In den Niederlanden hat Picnic die Erfahrung gemacht, dass die Kunden dann passgenau mit dem Fahrer zuhause eintreffen, anstatt dort unnötig zu warten bis es klingelt.
Direkt im Anschluss folgte Philippe Huwyler, Geschäftsführer des Schweizer Lebensmittel-Lieferdiensts Coop@Home, und erklärte, warum Coop-Kunden in der App nicht sehen können, wo sich der Lieferfahrer gerade genau befindet: Weil sie dann im Zweifel anrufen, um zu fragen, ob sie ihren Einkauf vorzeitig an der nächsten Straßenecke abholen können; oder warum die Tour nicht direkt zu ihren Haus verläuft, sondern erst durch die Straße in der Nachbarschaft führe; und weil das für ein ziemliches Durcheinander sorgen kann.
Das Beispiel zeigt im Kleinen ganz schön, dass sich über eine vermeintliche „Kern-Klientel“ im Online-Lebensmittelhandel kein fertiger Standardservice stülpen lässt.

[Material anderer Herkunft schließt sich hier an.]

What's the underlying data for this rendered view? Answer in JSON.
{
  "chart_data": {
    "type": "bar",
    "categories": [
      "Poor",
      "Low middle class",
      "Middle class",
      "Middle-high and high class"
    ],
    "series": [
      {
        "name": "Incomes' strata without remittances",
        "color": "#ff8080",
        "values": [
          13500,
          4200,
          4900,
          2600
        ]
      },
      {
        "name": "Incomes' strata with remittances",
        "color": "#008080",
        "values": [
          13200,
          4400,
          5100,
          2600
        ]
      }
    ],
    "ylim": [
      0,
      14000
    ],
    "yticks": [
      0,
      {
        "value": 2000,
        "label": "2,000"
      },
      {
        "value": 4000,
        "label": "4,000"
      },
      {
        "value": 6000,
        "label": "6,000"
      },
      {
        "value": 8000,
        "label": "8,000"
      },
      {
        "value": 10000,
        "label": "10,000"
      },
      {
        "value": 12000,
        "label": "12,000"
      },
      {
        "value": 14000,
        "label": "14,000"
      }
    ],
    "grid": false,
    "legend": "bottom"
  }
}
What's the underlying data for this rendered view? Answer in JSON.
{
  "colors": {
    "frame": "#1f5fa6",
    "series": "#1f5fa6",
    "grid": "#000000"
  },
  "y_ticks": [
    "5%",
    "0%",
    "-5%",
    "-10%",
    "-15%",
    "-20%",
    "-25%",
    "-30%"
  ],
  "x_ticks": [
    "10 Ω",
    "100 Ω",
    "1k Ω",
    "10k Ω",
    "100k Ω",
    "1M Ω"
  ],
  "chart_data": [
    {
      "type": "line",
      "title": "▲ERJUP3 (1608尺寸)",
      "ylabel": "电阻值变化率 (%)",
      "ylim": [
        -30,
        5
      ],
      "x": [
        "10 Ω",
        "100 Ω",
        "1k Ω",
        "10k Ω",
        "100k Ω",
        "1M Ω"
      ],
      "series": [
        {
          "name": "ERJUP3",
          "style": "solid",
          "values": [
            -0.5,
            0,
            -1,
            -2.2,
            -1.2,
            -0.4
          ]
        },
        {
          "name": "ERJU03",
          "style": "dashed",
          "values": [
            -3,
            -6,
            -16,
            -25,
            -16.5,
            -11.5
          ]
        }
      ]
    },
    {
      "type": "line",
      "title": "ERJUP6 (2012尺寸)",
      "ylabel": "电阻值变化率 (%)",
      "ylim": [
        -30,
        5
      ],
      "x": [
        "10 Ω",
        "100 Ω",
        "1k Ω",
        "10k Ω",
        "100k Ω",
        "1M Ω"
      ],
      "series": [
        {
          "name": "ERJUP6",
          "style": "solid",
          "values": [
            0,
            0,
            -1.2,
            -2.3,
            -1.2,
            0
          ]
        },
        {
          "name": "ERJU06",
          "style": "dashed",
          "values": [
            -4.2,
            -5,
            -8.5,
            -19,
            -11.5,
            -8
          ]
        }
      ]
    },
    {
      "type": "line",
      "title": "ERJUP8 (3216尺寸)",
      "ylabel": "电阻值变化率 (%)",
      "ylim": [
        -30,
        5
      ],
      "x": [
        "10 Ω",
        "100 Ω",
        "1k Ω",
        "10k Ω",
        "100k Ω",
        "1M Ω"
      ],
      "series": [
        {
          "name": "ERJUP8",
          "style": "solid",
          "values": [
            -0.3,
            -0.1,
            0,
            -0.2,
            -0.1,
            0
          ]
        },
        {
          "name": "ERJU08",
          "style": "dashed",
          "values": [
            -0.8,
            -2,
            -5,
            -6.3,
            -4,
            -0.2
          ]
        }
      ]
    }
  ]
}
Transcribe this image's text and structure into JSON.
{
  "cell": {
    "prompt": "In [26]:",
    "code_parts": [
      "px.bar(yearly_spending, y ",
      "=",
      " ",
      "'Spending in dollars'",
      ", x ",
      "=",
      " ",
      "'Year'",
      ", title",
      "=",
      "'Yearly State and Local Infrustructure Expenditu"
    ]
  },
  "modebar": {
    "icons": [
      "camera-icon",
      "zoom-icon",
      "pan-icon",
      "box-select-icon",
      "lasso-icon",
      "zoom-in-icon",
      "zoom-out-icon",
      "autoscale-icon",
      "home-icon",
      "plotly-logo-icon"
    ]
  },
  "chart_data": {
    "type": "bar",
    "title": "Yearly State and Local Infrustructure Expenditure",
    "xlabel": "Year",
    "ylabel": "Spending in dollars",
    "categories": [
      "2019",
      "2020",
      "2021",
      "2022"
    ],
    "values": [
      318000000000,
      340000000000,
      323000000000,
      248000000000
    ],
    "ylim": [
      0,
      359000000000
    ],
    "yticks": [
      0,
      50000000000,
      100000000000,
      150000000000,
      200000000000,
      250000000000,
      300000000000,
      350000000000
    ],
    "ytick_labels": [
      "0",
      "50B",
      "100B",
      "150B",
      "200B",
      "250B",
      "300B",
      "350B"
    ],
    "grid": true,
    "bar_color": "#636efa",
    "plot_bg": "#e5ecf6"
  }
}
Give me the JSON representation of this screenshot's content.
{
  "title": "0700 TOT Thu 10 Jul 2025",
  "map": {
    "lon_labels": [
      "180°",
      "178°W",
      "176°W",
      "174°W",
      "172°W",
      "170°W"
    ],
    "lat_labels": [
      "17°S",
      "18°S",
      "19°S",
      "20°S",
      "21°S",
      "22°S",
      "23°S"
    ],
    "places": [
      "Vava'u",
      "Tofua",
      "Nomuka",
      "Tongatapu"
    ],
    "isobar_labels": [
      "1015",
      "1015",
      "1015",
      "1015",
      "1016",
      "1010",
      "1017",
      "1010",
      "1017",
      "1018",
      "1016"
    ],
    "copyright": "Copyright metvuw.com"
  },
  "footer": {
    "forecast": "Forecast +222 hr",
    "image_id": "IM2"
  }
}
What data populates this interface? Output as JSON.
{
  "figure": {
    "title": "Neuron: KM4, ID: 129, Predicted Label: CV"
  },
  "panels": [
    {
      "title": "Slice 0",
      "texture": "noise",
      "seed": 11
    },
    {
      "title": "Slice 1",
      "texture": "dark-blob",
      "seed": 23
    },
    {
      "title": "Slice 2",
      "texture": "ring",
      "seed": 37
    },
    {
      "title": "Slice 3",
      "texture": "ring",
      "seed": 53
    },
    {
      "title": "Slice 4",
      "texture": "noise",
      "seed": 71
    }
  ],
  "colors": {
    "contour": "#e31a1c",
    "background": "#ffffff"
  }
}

Die Lieferung frischer Lebensmittel ist eher ein Prozess, mit dessen Gestaltung sich viele Unternehmen zweifellos schwer tun.
Umso interessanter sind die Unterschiede, die zwischen einem (in der Schweiz) etablierten Dienst wie Coop@Home und einem sich (in den Niederlanden) etablierenden System wie Picnic existieren.
Online-Kunden sind verschieden
Coop@Home-Chef Huwyler berichtete in Berlin, dass die durchschnittliche Bestellsumme seiner Kunden bei 230 Schweizer Franken liege (rund 200 Euro) – davon können Händler in anderen europäischen Ländern bloß träumen. Ebenso wie von der Akzeptanz, dass für einen solchen Service Lieferkosten selbstverständlich sind.
Und zwar nicht zu knapp: Wer für unter 100 CHF bestellt, zahlt happige 17,90 CHF Versandgebühren; ab 200 CHF sinkt der Wert auf immerhin 9,90 CHF (8,50 Euro). Der Mindestbestellwert liegt bei 90 CHF. Klar, dass es sich da lohnt, viel zu bestellen. (Aber vielleicht halt nicht: oft.)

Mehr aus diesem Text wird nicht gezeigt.